OLAF soruşturmasının odağındaki Fabrice Leggeri, hakkındaki savların ortaya çıkmasından neredeyse iki yıl sonra Frontex İdare Heyetine istifa mektubunu sundu.
Avrupa Parlamentosu da Frontex’in bütçe harcamalarına, geri itmelerdeki rolü ve idare sıkıntıları üzere nedenlerle onay vermedi. Kurumun 2020 yılı bütçe harcamalarını görüşen parlamento, Frontex’in bu devirdeki bütçesini ibra etmedi.
Frontex’in harcamaları, göçmenlerin geri itilmesi de dahil olmak üzere temel haklara ait devam eden soruşturmalar ve yönetimsel sıkıntılar nedeniyle onaylanmadı. Parlamento, bu bahislerde hazırlanan soruşturma raporlarının tamamını görmeyi talep etti ve ibra kararını sonbahara erteledi.
Frontex ve Yunanistan makamları, geri itmelerle ilgili milletlerarası insan hakları örgütleri, memleketler arası basın, siyasetçiler ve birçok kurumun argümanlarını bugüne kadar daima reddetti.

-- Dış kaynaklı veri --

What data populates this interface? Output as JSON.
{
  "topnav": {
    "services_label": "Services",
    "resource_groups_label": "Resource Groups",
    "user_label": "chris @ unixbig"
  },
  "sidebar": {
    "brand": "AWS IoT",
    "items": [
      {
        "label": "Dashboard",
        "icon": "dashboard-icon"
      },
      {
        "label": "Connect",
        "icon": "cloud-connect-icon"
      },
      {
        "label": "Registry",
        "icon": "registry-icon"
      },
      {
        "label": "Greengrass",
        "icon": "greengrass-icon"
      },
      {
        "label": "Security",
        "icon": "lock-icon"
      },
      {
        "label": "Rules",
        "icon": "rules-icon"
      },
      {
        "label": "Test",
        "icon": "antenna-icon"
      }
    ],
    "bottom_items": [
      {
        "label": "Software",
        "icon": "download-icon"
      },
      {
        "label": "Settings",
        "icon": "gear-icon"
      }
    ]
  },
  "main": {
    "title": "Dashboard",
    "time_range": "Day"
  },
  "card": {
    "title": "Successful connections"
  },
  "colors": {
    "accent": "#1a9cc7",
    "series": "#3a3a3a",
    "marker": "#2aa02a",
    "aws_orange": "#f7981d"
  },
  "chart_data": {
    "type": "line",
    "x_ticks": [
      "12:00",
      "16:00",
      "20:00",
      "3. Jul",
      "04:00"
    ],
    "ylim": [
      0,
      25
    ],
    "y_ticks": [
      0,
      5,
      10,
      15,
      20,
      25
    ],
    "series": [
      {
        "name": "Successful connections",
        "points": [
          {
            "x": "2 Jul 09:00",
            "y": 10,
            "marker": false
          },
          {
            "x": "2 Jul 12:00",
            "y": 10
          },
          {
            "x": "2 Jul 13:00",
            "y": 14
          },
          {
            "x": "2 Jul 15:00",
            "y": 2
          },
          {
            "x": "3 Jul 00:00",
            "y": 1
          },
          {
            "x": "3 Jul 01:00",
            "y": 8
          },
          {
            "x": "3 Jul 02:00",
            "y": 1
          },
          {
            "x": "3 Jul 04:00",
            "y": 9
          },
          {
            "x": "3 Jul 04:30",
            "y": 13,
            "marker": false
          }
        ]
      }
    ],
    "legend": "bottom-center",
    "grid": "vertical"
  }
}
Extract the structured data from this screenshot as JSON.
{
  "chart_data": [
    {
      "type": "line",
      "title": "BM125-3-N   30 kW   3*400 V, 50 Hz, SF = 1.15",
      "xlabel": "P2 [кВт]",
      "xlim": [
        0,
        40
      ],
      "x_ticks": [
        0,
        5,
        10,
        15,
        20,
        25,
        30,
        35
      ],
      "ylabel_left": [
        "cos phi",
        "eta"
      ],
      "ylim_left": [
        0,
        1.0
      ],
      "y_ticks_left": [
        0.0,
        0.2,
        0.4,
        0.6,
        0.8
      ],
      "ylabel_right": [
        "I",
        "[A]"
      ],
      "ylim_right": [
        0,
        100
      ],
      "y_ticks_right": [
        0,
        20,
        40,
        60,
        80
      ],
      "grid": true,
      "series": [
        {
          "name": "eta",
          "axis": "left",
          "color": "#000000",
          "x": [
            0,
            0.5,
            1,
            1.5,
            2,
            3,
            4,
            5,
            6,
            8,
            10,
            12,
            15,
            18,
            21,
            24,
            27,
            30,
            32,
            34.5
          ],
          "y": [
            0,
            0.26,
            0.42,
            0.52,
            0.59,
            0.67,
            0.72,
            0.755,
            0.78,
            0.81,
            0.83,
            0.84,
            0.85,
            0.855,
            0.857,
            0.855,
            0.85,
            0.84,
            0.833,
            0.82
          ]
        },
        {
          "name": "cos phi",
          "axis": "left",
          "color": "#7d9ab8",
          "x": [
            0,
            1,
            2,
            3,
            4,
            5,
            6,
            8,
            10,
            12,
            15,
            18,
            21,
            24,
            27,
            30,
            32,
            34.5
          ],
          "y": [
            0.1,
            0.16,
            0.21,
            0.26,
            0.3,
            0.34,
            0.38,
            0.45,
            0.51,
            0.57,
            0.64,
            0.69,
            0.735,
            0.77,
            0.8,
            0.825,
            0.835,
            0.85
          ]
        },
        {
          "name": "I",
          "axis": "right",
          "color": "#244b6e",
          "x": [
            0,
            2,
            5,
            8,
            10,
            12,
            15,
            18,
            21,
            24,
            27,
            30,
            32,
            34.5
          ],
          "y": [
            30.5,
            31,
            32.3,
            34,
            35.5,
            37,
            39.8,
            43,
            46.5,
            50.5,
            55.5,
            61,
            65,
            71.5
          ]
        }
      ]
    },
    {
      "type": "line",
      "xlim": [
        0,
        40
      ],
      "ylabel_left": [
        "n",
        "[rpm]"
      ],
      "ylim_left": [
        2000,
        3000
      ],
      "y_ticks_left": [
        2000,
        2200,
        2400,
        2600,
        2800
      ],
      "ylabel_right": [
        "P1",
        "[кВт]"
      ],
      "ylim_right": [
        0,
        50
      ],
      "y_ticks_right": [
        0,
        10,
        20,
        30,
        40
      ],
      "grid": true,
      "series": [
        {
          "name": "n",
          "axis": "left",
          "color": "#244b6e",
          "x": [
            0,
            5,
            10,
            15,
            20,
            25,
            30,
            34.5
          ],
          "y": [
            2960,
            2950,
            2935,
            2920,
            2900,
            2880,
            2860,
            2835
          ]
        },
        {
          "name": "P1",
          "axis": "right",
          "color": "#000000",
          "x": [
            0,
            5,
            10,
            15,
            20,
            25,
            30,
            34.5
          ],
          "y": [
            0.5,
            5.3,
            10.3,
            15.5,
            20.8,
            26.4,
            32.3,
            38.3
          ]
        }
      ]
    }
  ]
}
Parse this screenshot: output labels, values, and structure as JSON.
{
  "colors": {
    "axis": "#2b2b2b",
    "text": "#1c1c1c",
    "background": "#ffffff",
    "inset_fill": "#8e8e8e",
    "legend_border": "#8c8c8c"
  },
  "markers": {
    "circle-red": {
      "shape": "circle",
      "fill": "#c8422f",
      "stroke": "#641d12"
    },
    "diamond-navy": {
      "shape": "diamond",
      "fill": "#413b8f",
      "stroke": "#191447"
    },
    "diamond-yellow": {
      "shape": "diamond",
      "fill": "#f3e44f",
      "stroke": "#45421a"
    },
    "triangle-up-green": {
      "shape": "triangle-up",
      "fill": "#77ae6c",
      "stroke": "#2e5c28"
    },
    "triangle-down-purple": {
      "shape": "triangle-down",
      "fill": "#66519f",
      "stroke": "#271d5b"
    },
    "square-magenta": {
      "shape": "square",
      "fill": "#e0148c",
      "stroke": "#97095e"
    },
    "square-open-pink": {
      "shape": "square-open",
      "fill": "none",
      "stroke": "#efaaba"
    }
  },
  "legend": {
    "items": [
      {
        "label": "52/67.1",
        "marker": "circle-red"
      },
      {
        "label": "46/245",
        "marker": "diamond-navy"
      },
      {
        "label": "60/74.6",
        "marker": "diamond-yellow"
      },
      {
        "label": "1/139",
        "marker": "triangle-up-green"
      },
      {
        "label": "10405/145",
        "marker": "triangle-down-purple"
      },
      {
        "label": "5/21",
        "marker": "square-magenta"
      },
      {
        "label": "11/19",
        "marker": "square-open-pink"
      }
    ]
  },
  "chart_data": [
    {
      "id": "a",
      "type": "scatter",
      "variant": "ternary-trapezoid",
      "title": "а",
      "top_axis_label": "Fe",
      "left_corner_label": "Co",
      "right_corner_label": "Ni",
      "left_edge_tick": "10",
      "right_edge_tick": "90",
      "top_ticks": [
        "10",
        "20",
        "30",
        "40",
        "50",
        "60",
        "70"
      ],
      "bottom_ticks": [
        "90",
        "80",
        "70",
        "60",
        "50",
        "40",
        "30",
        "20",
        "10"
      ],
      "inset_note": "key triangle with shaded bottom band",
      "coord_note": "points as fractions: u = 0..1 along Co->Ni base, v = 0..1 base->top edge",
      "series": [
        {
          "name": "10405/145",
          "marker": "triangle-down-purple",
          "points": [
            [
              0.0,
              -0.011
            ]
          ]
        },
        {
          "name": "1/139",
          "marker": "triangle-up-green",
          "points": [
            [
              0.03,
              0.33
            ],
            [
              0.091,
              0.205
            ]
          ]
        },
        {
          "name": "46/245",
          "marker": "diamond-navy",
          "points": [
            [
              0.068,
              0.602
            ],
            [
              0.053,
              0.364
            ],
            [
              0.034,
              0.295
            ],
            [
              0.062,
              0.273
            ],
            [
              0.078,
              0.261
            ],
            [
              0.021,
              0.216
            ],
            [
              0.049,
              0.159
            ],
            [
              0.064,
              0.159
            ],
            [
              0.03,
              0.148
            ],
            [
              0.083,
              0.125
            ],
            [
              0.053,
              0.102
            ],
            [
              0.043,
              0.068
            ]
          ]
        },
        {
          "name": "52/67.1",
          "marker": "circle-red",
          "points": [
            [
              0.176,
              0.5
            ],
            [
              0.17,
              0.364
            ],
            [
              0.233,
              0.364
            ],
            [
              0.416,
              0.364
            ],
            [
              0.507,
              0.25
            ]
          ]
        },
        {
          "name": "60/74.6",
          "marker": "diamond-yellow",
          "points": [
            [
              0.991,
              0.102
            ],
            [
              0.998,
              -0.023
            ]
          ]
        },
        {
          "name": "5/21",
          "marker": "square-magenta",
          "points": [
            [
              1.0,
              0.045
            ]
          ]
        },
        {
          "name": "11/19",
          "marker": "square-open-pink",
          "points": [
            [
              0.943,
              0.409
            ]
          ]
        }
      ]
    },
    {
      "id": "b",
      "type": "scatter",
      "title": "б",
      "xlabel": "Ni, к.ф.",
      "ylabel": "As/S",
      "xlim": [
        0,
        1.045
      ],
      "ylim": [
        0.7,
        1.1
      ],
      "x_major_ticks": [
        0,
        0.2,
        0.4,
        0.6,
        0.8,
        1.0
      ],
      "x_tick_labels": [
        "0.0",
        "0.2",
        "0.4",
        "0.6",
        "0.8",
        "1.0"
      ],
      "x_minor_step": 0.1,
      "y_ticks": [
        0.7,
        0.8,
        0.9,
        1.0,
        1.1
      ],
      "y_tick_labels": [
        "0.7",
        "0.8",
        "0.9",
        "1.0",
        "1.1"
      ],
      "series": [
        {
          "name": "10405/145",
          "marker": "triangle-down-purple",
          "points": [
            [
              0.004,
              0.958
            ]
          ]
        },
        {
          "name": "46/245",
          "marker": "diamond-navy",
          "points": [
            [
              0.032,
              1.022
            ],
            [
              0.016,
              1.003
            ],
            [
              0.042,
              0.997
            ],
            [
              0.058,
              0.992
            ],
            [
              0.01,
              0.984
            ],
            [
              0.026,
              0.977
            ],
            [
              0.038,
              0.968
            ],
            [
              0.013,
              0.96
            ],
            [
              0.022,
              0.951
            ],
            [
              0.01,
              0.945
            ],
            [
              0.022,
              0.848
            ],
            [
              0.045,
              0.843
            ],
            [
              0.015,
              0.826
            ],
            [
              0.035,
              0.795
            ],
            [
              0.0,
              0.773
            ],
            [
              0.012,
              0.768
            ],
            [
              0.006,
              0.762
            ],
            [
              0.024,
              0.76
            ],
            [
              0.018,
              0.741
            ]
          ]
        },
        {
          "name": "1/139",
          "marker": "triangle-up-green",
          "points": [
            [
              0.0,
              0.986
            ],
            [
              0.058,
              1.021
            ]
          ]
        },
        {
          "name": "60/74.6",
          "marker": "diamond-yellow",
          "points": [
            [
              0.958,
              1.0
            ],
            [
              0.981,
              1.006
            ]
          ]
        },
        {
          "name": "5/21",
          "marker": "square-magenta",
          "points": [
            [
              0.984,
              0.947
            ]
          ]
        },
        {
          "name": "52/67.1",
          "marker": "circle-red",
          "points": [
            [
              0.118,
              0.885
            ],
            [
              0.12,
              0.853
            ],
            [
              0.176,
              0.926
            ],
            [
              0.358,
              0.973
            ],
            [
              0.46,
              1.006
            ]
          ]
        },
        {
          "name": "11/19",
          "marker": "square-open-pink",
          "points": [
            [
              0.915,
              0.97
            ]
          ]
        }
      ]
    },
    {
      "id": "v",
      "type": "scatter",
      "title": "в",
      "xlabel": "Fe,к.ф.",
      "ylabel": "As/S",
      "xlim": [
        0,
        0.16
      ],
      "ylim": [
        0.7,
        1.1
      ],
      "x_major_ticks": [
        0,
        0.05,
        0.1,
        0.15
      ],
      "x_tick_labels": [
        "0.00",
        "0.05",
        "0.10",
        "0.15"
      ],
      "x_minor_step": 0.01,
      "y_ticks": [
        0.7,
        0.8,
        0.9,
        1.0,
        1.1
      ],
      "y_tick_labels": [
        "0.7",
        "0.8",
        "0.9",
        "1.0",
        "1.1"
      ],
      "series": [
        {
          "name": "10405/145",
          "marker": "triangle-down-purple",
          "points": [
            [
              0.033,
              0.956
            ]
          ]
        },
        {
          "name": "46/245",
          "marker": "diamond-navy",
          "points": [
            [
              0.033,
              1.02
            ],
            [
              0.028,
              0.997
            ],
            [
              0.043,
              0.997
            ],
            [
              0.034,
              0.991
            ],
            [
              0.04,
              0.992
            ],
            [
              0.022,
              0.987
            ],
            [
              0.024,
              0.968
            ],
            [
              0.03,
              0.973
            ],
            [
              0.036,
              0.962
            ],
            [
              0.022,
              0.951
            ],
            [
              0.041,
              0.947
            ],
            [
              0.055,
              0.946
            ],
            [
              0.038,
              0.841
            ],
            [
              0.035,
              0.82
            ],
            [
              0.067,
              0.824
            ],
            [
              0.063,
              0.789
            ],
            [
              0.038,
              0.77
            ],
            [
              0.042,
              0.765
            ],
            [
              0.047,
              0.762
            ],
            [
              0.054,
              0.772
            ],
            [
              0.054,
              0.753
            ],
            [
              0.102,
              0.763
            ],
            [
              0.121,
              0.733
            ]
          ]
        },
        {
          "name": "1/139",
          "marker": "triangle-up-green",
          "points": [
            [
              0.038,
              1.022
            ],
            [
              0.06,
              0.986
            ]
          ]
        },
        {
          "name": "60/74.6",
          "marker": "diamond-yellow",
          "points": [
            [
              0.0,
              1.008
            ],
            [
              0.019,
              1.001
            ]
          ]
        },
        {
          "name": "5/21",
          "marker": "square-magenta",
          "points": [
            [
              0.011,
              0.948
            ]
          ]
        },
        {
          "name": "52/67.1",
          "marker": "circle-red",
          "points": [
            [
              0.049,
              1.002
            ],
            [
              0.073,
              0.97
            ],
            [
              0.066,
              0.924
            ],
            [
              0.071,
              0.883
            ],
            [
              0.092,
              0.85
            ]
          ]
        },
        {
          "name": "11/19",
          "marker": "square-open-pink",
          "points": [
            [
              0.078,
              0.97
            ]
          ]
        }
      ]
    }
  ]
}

Geri itmelerle ilgili Yunanistan ve Frontex’e reaksiyon gösterenler ortasında Türkiye de bulunuyordu. Türk yetkililer sık sık geri itmelerin insanlık dışı olduğunu vurguladı.
Son olarak Dışişleri Bakanı Mevlüt Çavuşoğlu, Frontex bütçesinin onaylanmamasını değerlendirirken “Bu bütçenin bir kısmı göçmenlerin geri itilmesinde kullanıldı. Frontex yalnızca izlemedi. Bu insanlık dışı uygulamalara Frontex katıldı, şahitlik etti. Bütçenin onaylanmaması ya da İcra Yöneticisinin vazifeden ayrılması Frontex’i aklamaz.” dedi.